Received: 28 October 2008

Accepted: 12 November 2009

Published: 12 November 2009

Abstract

Introduction

If left untreated, severe combined immunodeficiency can lead to an acute susceptibility to infection. The intrauterine environment is sterile until the amniotic membranes rupture. The vaginal flora then ascends into the genital tract, thus increasing the risk of chorioamnionitis. An extremely premature and prolonged membrane rupture is associated with a dismal prognosis for an immunocompetent preterm fetus. There are no case reports to date that detail the outcome of an immunocompromised preterm baby following prolonged rupture of membranes.

Case presentation

We present the case of a 32-year-old Indian woman who delivered a 31-week gestational baby who had a severe combined immunodeficiency following premature prelabour prolonged rupture of the membranes at the 14th week of gestation.

Conclusion

Extreme preterm prelabour spontaneous rupture of membranes in an underlying condition of severe combined immunodeficiency does not necessarily lead to an unfavourable outcome.

Introduction

Severe combined immunodeficiency (SCID) is a combined cellular and humoral immunodeficiency resulting from a lack of functional T and B lymphocytes. In some cases, SCID is also combined with a deficiency of natural killer cells. This condition is extremely rare, affecting approximately only 1 in 100,000 live births. SCID is usually diagnosed after the 3rd month of gestation, during the onset of one or more serious infections such as recurrent or persistent infections despite conventional treatment, infections with opportunistic organisms such as Pneumocystis, and a failure to thrive. SCID is usually X-linked and can be diagnosed through genetic testing.

Babies in general are more susceptible to infections as compared to adults.

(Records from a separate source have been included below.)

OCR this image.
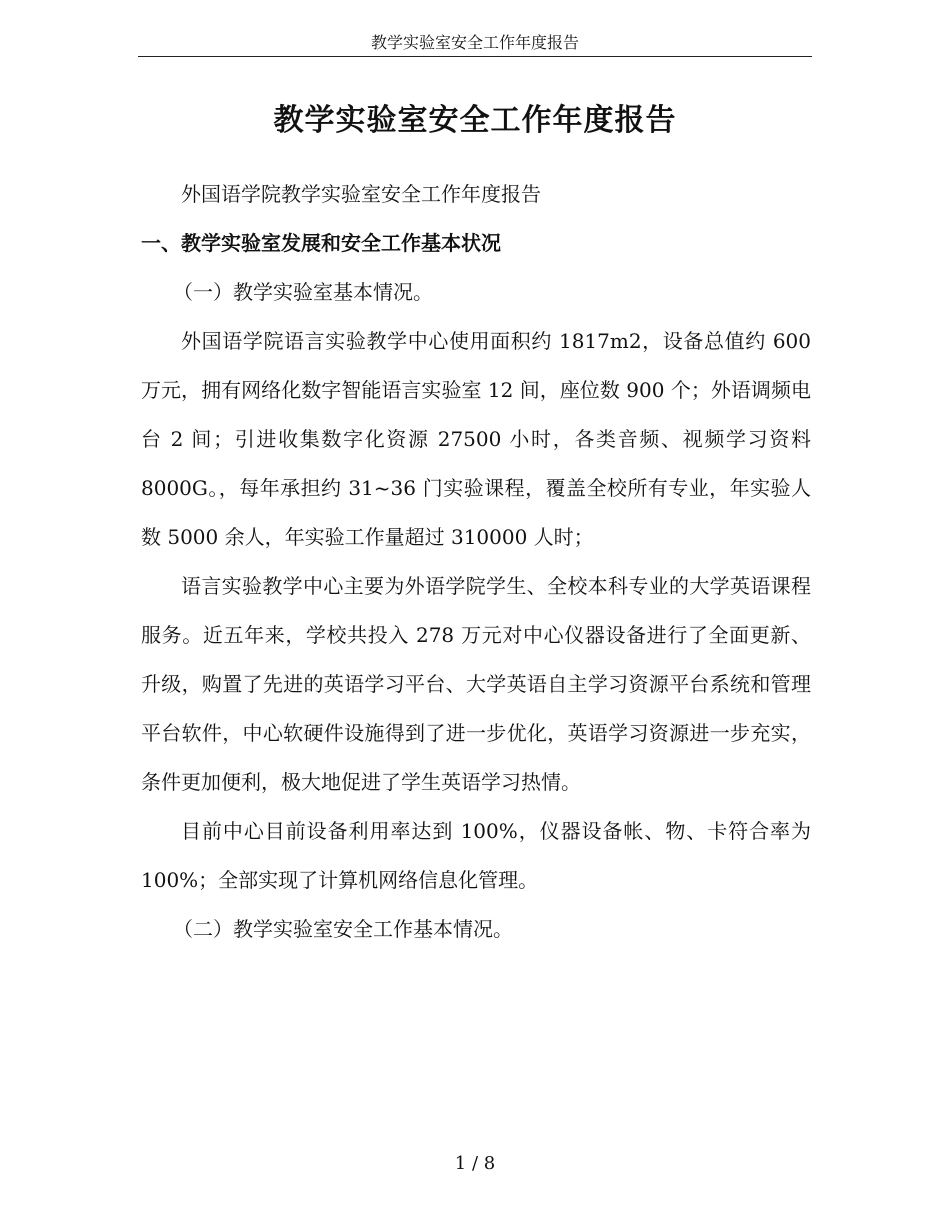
教学实验室安全工作年度报告
教学实验室安全工作年度报告

外国语学院教学实验室安全工作年度报告

一、教学实验室发展和安全工作基本状况

（一）教学实验室基本情况。

外国语学院语言实验教学中心使用面积约 1817m2，设备总值约 600 万元，拥有网络化数字智能语言实验室 12 间，座位数 900 个；外语调频电台 2 间；引进收集数字化资源 27500 小时，各类音频、视频学习资料 8000G。，每年承担约 31~36 门实验课程，覆盖全校所有专业，年实验人数 5000 余人，年实验工作量超过 310000 人时；

语言实验教学中心主要为外语学院学生、全校本科专业的大学英语课程服务。近五年来，学校共投入 278 万元对中心仪器设备进行了全面更新、升级，购置了先进的英语学习平台、大学英语自主学习资源平台系统和管理平台软件，中心软硬件设施得到了进一步优化，英语学习资源进一步充实，条件更加便利，极大地促进了学生英语学习热情。

目前中心目前设备利用率达到 100%，仪器设备帐、物、卡符合率为 100%；全部实现了计算机网络信息化管理。

（二）教学实验室安全工作基本情况。

1 / 8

This susceptibility is even more pronounced in preterm babies and those who have been potentially exposed to maternal flora following a breach in the amniotic membrane due to a prolonged prelabour spontaneous rupture of the membranes (SROM). Pathogens gaining entry into the baby's system through the mucosa of the respiratory and gastrointestinal tracts are poorly localised. The preterm baby can thus easily become systemically unwell.

The sterile environment of the intrauterine amniotic sac limits the need for learned immune responses to specific antigens prior to birth. Upon birth, a normal baby has some immunoglobulins (Ig), with IgG as predominant because it is small enough to cross the placenta and be transferred from the mother. The level of IgG at birth is similar to that of the mother and provides passive immunity to mainly viral infections in the first few months of life.

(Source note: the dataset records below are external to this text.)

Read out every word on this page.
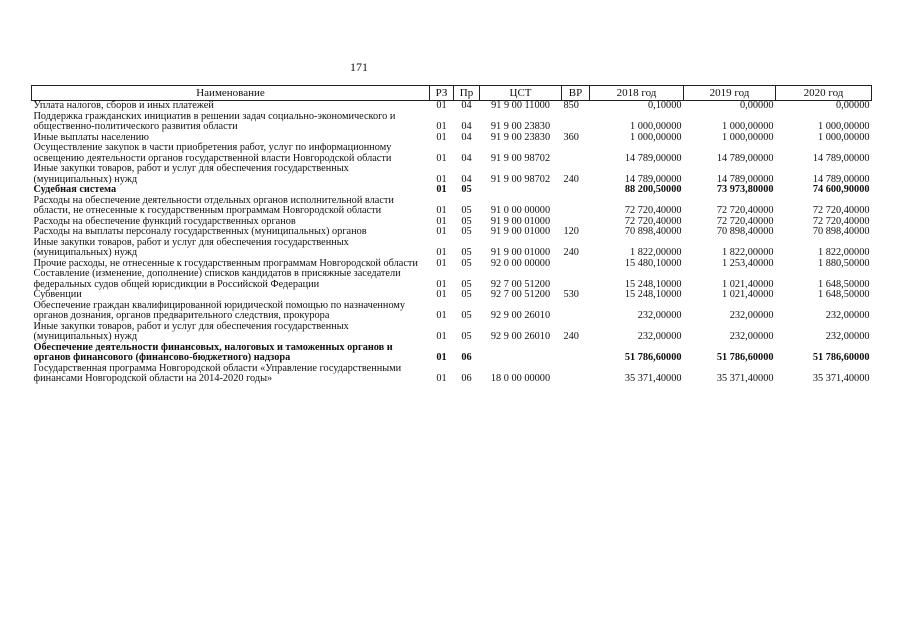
171
Наименование	РЗ	Пр	ЦСТ	ВР	2018 год	2019 год	2020 год
Уплата налогов, сборов и иных платежей	01	04	91 9 00 11000	850	0,10000	0,00000	0,00000
Поддержка гражданских инициатив в решении задач социально-экономического и общественно-политического развития области	01	04	91 9 00 23830		1 000,00000	1 000,00000	1 000,00000
Иные выплаты населению	01	04	91 9 00 23830	360	1 000,00000	1 000,00000	1 000,00000
Осуществление закупок в части приобретения работ, услуг по информационному освещению деятельности органов государственной власти Новгородской области	01	04	91 9 00 98702		14 789,00000	14 789,00000	14 789,00000
Иные закупки товаров, работ и услуг для обеспечения государственных (муниципальных) нужд	01	04	91 9 00 98702	240	14 789,00000	14 789,00000	14 789,00000
Судебная система	01	05			88 200,50000	73 973,80000	74 600,90000
Расходы на обеспечение деятельности отдельных органов исполнительной власти области, не отнесенные к государственным программам Новгородской области	01	05	91 0 00 00000		72 720,40000	72 720,40000	72 720,40000
Расходы на обеспечение функций государственных органов	01	05	91 9 00 01000		72 720,40000	72 720,40000	72 720,40000
Расходы на выплаты персоналу государственных (муниципальных) органов	01	05	91 9 00 01000	120	70 898,40000	70 898,40000	70 898,40000
Иные закупки товаров, работ и услуг для обеспечения государственных (муниципальных) нужд	01	05	91 9 00 01000	240	1 822,00000	1 822,00000	1 822,00000
Прочие расходы, не отнесенные к государственным программам Новгородской области	01	05	92 0 00 00000		15 480,10000	1 253,40000	1 880,50000
Составление (изменение, дополнение) списков кандидатов в присяжные заседатели федеральных судов общей юрисдикции в Российской Федерации	01	05	92 7 00 51200		15 248,10000	1 021,40000	1 648,50000
Субвенции	01	05	92 7 00 51200	530	15 248,10000	1 021,40000	1 648,50000
Обеспечение граждан квалифицированной юридической помощью по назначенному органов дознания, органов предварительного следствия, прокурора	01	05	92 9 00 26010		232,00000	232,00000	232,00000
Иные закупки товаров, работ и услуг для обеспечения государственных (муниципальных) нужд	01	05	92 9 00 26010	240	232,00000	232,00000	232,00000
Обеспечение деятельности финансовых, налоговых и таможенных органов и органов финансового (финансово-бюджетного) надзора	01	06			51 786,60000	51 786,60000	51 786,60000
Государственная программа Новгородской области «Управление государственными финансами Новгородской области на 2014-2020 годы»	01	06	18 0 00 00000		35 371,40000	35 371,40000	35 371,40000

Meanwhile, IgM and IgA do not cross the placental barrier but are produced by the normal fetus in utero from approximately 28 weeks of gestation. Levels of IgM at term are 20% of those present in adults, unless intrauterine infection develops and the fetus mounts an immune response to further elevate IgM levels. IgM provides a degree of protection to the neonate from enteric infections. While IgA levels are very low at birth, its production increases rapidly following delivery to reach adult values within two months. IgA protects against infection of the respiratory tract, the gastrointestinal tract and the eyes. The levels of both IgM and IgG at birth are lower in preterm than in term neonates [1].

There is no effect to the immune function of a female carrier of X-linked SCID. Thus, the fetus of such a woman generally has normal IgG levels in utero and at birth.

The prognosis for a normal pregnancy where the membranes rupture at 14 weeks is dismal due primarily to the risk of miscarriage secondary to infection. Even with appropriate treatment, approximately 50% of pregnancies are delivered each subsequent week following preterm SROM. Therefore, when the membranes rupture before 20 weeks of gestation the probability of reaching viability is <5% [2].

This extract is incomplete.